Oooglemore has a big ball he rolls along and lets it roll down the beach slope into the audience sea, making them retreat before he rescues it, though some are brave enough to push it back. Throwing comes next, soon right into the audience and back until he throws too far and it gets swept out to sea. He’s got binoculars and watches it go. Now they roll each other instead.
When Hartleby won’t let him have her towel robe, Oooglemore begins to blubber but she soon shuts him up—first with her hand then popping a lollipop in his mouth. That pacifies him until a seagull steals his lollipop.
Oooglemore wants to get his duffel coat off but can’t undo the toggles. Hartleby has found an inflatable ball and tries to blow it up. But soon there is help on hand for here is Jeramee. He’s big and black in Hawaii shirt and shorts, bow tie and white hat (though socks as well as sandals do let down his look) and a big smile. He sorts them out (and they put up the deck chair that gives him so much trouble).

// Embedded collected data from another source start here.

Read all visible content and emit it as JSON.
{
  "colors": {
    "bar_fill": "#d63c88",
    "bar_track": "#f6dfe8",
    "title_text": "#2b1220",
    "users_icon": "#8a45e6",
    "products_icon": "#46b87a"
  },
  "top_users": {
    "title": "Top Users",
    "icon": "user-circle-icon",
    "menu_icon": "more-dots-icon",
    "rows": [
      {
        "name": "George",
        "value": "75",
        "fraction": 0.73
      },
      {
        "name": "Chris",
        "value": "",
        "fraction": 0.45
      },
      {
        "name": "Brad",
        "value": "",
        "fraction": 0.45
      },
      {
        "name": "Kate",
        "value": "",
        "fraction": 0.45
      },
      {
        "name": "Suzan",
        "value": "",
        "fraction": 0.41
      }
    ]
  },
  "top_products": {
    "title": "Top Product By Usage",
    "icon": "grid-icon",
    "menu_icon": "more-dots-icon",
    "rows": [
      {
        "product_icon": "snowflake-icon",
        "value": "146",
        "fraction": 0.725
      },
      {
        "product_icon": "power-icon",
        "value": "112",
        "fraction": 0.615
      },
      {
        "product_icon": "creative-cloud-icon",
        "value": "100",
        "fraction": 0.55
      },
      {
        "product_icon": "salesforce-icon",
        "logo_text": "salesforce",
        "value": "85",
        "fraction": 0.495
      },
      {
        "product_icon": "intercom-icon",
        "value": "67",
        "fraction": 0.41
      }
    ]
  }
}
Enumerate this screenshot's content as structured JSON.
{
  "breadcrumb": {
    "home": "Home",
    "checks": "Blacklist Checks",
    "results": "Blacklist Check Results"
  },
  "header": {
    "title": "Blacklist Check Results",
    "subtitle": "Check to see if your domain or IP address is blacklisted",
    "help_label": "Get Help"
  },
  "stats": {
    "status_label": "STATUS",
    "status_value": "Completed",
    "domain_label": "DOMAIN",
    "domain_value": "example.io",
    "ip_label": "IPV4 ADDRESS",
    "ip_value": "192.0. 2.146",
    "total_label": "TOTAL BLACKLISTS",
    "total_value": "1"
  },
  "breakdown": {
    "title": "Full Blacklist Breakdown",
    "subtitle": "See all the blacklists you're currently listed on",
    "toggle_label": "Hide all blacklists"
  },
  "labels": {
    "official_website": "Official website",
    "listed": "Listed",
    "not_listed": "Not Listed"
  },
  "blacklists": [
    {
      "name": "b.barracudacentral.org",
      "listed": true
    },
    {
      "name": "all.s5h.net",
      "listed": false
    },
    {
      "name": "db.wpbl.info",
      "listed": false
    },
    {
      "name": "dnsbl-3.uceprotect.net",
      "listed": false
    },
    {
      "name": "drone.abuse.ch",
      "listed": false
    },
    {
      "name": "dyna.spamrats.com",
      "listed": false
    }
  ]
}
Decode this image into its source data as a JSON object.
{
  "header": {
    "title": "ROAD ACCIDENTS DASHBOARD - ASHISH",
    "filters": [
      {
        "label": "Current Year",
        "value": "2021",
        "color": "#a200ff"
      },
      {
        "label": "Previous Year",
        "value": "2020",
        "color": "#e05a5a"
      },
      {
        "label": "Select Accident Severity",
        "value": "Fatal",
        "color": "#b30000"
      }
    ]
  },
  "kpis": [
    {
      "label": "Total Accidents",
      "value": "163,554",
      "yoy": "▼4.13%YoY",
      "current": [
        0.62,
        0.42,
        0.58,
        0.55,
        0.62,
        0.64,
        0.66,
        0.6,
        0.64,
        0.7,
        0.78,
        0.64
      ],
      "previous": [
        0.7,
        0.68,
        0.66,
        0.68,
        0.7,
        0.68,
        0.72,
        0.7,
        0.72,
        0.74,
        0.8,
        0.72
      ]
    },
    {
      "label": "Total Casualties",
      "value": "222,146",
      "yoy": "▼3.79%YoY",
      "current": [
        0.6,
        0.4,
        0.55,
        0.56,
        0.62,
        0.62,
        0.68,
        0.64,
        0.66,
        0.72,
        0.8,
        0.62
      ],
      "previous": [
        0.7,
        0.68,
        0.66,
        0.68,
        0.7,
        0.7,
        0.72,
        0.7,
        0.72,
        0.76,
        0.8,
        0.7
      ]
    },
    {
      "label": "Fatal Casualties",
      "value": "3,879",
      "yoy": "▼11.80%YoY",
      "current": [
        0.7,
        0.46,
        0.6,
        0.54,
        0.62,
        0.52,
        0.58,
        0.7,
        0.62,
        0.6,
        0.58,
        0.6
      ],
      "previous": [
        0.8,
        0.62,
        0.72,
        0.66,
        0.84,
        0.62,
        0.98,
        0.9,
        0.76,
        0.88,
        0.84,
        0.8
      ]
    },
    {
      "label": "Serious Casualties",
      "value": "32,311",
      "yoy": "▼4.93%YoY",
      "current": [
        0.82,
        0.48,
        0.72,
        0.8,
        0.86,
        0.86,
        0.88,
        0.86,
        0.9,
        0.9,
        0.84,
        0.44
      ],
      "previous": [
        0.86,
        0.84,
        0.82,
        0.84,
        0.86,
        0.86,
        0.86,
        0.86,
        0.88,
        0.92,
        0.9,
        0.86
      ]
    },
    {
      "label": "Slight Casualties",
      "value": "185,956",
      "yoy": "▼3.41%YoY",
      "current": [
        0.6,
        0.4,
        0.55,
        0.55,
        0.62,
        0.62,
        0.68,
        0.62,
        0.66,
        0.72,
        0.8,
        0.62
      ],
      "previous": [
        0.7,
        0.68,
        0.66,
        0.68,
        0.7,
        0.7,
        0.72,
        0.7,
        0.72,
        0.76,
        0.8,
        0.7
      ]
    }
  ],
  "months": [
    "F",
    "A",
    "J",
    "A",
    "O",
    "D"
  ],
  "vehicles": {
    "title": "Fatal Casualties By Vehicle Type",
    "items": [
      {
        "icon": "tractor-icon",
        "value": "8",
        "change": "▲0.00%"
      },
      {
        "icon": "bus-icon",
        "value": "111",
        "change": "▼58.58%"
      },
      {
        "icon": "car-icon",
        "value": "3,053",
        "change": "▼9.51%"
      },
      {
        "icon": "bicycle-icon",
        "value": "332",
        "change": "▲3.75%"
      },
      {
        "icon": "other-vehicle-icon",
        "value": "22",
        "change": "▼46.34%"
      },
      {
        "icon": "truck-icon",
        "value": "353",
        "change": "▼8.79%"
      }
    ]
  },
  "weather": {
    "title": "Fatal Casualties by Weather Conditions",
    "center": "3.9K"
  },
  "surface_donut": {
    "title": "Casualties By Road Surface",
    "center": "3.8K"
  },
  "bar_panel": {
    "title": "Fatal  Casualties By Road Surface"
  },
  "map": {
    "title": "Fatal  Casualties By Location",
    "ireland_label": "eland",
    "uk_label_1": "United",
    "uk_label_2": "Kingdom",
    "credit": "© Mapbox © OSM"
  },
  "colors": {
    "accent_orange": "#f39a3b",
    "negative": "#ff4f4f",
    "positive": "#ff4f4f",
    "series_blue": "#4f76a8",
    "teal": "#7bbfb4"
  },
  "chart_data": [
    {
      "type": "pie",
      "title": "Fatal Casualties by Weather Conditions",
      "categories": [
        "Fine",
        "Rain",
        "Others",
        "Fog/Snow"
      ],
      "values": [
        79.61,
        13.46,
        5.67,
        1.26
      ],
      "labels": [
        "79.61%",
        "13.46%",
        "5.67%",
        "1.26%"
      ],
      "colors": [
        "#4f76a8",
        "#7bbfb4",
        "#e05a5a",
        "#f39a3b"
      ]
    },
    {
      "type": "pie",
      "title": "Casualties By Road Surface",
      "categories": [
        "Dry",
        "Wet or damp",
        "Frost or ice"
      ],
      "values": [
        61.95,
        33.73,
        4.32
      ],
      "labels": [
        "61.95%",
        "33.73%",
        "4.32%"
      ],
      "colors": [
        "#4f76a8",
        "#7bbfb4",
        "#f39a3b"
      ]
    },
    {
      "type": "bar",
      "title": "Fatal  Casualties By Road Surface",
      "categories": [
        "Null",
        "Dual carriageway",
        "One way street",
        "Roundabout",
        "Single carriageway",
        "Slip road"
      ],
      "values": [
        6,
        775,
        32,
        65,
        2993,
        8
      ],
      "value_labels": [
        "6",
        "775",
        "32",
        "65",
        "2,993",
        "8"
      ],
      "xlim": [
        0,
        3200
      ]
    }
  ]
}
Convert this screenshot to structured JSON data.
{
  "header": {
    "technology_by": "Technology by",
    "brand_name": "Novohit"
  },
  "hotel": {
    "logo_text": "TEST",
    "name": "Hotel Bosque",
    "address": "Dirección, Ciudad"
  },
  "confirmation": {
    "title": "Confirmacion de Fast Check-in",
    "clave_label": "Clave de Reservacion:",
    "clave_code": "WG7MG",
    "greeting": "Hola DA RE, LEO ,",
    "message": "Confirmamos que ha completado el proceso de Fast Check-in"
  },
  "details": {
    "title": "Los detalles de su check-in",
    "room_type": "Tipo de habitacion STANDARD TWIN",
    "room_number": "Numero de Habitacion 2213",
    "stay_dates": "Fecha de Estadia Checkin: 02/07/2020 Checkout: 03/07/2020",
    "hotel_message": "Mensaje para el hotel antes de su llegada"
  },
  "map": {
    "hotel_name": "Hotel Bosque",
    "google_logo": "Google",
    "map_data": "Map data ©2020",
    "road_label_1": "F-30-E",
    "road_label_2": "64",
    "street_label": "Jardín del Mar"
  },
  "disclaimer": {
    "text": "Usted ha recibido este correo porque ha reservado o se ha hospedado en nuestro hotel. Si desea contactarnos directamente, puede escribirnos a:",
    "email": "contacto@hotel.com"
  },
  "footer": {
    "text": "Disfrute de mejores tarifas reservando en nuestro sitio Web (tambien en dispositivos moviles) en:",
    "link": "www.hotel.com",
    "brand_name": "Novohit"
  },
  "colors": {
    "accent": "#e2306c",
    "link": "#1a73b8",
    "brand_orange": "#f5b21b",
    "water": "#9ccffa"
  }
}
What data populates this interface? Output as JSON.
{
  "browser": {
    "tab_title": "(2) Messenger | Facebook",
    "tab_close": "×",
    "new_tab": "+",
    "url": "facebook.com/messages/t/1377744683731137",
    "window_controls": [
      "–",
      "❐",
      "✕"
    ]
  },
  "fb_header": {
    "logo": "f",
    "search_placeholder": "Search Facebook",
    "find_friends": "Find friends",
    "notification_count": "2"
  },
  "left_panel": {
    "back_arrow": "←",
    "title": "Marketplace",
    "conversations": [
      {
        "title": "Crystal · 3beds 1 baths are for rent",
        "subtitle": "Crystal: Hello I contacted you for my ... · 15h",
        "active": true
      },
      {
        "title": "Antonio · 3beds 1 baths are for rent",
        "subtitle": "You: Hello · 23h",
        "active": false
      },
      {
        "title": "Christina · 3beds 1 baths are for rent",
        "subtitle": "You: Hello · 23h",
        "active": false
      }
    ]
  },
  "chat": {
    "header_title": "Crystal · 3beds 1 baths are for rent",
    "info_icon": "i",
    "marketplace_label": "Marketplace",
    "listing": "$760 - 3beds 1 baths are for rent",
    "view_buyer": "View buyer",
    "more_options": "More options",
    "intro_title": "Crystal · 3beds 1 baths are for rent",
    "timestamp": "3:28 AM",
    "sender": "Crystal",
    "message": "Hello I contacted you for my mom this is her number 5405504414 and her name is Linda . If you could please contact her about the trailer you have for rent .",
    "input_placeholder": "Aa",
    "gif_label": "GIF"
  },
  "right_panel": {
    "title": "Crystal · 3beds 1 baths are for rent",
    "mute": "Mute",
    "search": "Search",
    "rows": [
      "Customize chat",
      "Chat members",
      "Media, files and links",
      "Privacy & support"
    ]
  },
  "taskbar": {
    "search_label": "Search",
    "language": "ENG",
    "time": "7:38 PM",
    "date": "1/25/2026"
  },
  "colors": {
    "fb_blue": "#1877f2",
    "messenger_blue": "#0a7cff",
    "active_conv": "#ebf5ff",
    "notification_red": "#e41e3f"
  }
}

Jeramee settles in his chair with his newspaper (muttering their names as though he’s reading) and for a while there is no physical action. Some youngsters find this boring and it loses their attention but there’s plenty more action coming.
Oooglemore needs to wee wee (yes the audience likes that, though it’s a stylized presentation) then he’s taught to swim with water wings and goggles (one lad in the audience mimes his own breast stroke), there’s a picnic, a game of monsters, a storm that blows a big umbrella away, the sound of huge waves crashing on the shore, a blue balloon that floats into the sky and more.
Now Jeramee begins a game with an imaginary ball that develops into being racing horses and then Owen Crouch’s sound design provides a lively Portuguese song and it turns into a sprightly dance that all can join in. Sighted out at sea, the big lost ball is returning and that’s soon bouncing between stage and audience before the trio make their farewells.
Jeramee, Hartleby and Oooglemore is a splendid demonstration of how easy communication can be if both parties want it, you don’t have to have a shared vocabulary. The performers Amalia Vitale, Dorian Simpson and Fionn Gill convey all kinds of meanings with tone, inflexion and a little body language. They make a subtle transition from adulthood to childhood with Jeramee, becoming almost a child playing at being an adult.
Gary Owen, with his three word lexicon, contrives to tell a quite complex story of a happy day spent on the beach and Tim Crouch’s direction, apart from that one brief hiatus, hones the timing and action to be continually engaging—helped of course by the colourful simplicity of Lily Arnold’s setting and the quirkiness of her costumes.
I found it odd that Hartleby keeps on clothing underneath her swimwear but perhaps that emphasised the make-believe element of theatre and helped stimulate the youngsters’ imagination.